Su enamoramiento, amor y obsesión por Huo Ting Cheng nunca se habían desvanecido ni un poco.
Siempre había sentido celos de Huo Ting Cheng; él se había quedado con la mujer, pero su corazón y mente seguían con Huo Ting Cheng.
¡Se odiaba a sí mismo por ser así!
Solo quería confirmar si el matrimonio de Huo Ting Cheng era tan complicado como el suyo.
Caminaron por la acera.
Los niños podían caminar por sí mismos e incluso hablar; estaban siendo cuidados por la Niñera y los guardias mientras la pareja mantenía la intimidad y desprendía vibraciones de una pareja ideal; los otros miembros de su familia iban en los otros coches, pero también les seguían de cerca.
Mirando el enorme estacionamiento, podían ver un Bugatti Veyron negro mate estacionado en el extremo más alejado del inmenso aparcamiento, el coche era elegante y costaba una fortuna.
Era un coche único y personalizado que pertenecía a Xu Xie…
Esto era algo conocido, ya que la mayoría de las veces, Xu Xie era detenida o perseguida por los oficiales de tráfico por exceso de velocidad.
Así que su coche era bien conocido en la alta sociedad.
Podían ver los enormes campos y, a lo lejos, podían distinguir una pista de aterrizaje con dos helicópteros estacionados y cubiertos.

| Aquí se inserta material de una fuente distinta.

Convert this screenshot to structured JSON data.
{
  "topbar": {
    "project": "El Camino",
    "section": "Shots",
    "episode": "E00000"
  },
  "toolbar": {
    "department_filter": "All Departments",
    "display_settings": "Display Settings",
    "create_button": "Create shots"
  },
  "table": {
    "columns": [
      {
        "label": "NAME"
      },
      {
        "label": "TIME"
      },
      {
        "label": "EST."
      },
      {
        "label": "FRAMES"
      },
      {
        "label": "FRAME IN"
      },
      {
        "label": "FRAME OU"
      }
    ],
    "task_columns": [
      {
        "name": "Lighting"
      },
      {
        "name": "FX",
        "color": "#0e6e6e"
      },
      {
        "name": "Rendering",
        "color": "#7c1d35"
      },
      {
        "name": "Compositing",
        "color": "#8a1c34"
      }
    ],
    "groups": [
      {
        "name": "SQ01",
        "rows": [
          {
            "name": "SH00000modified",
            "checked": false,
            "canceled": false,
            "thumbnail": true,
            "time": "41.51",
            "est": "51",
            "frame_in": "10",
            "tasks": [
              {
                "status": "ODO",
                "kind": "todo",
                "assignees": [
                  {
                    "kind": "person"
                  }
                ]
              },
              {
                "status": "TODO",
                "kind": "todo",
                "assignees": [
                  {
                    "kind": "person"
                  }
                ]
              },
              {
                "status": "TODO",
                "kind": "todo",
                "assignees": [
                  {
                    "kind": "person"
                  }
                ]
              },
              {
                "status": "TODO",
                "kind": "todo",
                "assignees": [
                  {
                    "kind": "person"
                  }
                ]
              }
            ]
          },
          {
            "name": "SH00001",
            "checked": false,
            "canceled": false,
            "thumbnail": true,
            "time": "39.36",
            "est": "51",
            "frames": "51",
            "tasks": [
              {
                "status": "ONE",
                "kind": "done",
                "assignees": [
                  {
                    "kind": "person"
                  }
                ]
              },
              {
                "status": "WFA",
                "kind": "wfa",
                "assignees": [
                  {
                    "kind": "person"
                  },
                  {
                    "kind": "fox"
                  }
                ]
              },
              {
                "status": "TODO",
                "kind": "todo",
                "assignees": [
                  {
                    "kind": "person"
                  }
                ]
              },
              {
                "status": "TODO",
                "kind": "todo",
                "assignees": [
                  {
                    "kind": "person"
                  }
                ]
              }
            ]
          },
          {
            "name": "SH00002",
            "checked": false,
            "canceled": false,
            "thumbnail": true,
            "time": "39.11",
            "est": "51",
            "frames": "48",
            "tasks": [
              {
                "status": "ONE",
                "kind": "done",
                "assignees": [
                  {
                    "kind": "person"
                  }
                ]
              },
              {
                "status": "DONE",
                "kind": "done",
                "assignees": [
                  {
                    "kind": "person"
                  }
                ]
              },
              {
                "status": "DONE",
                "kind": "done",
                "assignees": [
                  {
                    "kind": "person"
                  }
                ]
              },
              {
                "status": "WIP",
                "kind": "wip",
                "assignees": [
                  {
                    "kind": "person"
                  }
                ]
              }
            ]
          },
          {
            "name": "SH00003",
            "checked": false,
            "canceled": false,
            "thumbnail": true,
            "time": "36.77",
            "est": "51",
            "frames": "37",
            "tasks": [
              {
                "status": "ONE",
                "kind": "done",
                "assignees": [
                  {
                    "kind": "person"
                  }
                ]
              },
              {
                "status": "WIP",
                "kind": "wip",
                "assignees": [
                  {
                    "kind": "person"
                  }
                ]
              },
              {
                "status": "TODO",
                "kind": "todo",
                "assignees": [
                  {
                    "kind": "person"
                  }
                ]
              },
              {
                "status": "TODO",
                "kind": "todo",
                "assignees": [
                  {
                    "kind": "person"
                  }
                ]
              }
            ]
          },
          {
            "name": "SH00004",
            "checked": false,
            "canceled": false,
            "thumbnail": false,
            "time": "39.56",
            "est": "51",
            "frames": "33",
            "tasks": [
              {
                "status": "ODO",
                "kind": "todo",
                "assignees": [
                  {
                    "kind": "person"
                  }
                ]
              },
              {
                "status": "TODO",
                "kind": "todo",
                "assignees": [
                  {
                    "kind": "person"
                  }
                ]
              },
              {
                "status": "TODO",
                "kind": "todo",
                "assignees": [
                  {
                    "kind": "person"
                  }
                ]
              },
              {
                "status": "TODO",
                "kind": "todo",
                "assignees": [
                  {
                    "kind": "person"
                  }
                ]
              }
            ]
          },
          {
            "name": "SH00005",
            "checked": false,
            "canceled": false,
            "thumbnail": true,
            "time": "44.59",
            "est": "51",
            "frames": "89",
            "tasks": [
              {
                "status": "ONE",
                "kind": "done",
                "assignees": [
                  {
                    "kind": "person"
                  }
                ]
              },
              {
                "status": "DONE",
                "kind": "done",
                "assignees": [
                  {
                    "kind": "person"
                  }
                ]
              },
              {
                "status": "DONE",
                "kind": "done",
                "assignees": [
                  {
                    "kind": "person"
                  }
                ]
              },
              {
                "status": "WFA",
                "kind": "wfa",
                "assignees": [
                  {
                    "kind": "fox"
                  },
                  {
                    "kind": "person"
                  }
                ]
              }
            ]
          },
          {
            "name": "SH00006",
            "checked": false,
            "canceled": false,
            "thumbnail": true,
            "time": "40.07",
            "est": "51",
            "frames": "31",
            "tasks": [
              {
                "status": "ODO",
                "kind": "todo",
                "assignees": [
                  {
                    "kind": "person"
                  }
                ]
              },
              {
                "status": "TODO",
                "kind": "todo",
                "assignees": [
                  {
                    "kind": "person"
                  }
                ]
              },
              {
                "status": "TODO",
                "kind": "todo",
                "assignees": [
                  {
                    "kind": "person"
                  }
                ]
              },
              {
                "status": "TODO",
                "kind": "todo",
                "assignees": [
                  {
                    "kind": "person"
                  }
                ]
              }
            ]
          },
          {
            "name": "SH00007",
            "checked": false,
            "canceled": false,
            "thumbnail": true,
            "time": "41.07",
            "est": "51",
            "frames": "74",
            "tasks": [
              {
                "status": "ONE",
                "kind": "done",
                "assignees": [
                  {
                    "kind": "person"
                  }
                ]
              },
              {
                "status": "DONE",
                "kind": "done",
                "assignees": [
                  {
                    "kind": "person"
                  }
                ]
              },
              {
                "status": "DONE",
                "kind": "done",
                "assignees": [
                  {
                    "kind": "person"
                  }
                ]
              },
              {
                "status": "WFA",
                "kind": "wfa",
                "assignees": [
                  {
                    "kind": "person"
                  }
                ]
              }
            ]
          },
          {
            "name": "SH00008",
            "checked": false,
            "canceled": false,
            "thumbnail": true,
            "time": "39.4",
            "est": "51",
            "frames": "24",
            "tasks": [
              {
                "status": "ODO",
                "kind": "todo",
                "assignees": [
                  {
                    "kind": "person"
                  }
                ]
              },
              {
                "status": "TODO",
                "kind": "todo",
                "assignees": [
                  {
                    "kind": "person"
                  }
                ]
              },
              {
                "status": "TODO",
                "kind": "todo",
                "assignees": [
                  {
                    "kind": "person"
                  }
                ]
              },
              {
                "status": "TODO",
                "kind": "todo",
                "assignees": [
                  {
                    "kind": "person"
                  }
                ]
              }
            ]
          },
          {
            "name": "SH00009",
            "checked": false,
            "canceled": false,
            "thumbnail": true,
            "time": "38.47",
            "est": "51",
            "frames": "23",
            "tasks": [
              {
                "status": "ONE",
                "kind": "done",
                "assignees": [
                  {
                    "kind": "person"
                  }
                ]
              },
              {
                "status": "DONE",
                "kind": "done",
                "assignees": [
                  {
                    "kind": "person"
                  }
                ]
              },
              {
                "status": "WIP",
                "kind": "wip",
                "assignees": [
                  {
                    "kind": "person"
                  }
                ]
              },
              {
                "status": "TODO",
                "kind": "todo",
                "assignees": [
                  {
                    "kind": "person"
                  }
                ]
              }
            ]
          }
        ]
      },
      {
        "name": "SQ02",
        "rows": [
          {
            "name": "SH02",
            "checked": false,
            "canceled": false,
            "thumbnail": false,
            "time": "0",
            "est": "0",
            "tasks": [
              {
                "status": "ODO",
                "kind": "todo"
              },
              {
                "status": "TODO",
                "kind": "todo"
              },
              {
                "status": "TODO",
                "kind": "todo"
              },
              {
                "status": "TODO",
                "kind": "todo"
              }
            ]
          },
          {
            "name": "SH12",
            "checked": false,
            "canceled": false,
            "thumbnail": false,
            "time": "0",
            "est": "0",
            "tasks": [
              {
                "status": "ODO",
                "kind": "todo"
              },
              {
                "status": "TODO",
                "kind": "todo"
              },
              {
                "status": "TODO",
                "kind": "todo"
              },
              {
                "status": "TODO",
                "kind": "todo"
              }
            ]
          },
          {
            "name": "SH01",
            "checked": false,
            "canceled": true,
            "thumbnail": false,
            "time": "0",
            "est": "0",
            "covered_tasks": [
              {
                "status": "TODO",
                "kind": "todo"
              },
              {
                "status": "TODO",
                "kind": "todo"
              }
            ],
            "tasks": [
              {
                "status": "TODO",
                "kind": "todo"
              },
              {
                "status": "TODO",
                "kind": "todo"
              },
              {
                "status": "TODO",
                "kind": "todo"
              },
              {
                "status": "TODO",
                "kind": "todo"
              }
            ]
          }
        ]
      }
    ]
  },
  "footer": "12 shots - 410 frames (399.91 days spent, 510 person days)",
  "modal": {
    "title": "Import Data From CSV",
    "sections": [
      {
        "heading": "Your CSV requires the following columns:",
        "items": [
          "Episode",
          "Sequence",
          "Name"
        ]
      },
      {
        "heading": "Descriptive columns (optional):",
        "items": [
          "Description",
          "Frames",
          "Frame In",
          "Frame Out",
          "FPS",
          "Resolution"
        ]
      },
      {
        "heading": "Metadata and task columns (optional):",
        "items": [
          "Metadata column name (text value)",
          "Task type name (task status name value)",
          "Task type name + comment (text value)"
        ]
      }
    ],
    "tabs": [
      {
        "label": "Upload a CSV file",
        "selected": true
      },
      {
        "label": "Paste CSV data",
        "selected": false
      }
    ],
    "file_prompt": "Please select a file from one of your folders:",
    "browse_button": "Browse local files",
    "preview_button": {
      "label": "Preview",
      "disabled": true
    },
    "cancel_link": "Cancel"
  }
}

Para Huo Ting Cheng, era posible tener incluso diez helicópteros.
Era conocido y rico.
Sus conexiones y poderes eran inmensos.
El Presidente no era nada frente a Huo Ting Cheng, ni siquiera poseía una cuarta parte de lo que Huo Ting Cheng tenía.
Aparte de los enormes e interminables campos, la mansión en sí llegaba hasta el décimo piso, estaba diseñada clásicamente como un hogar y no daba la sensación de estar mirando un edificio comercial.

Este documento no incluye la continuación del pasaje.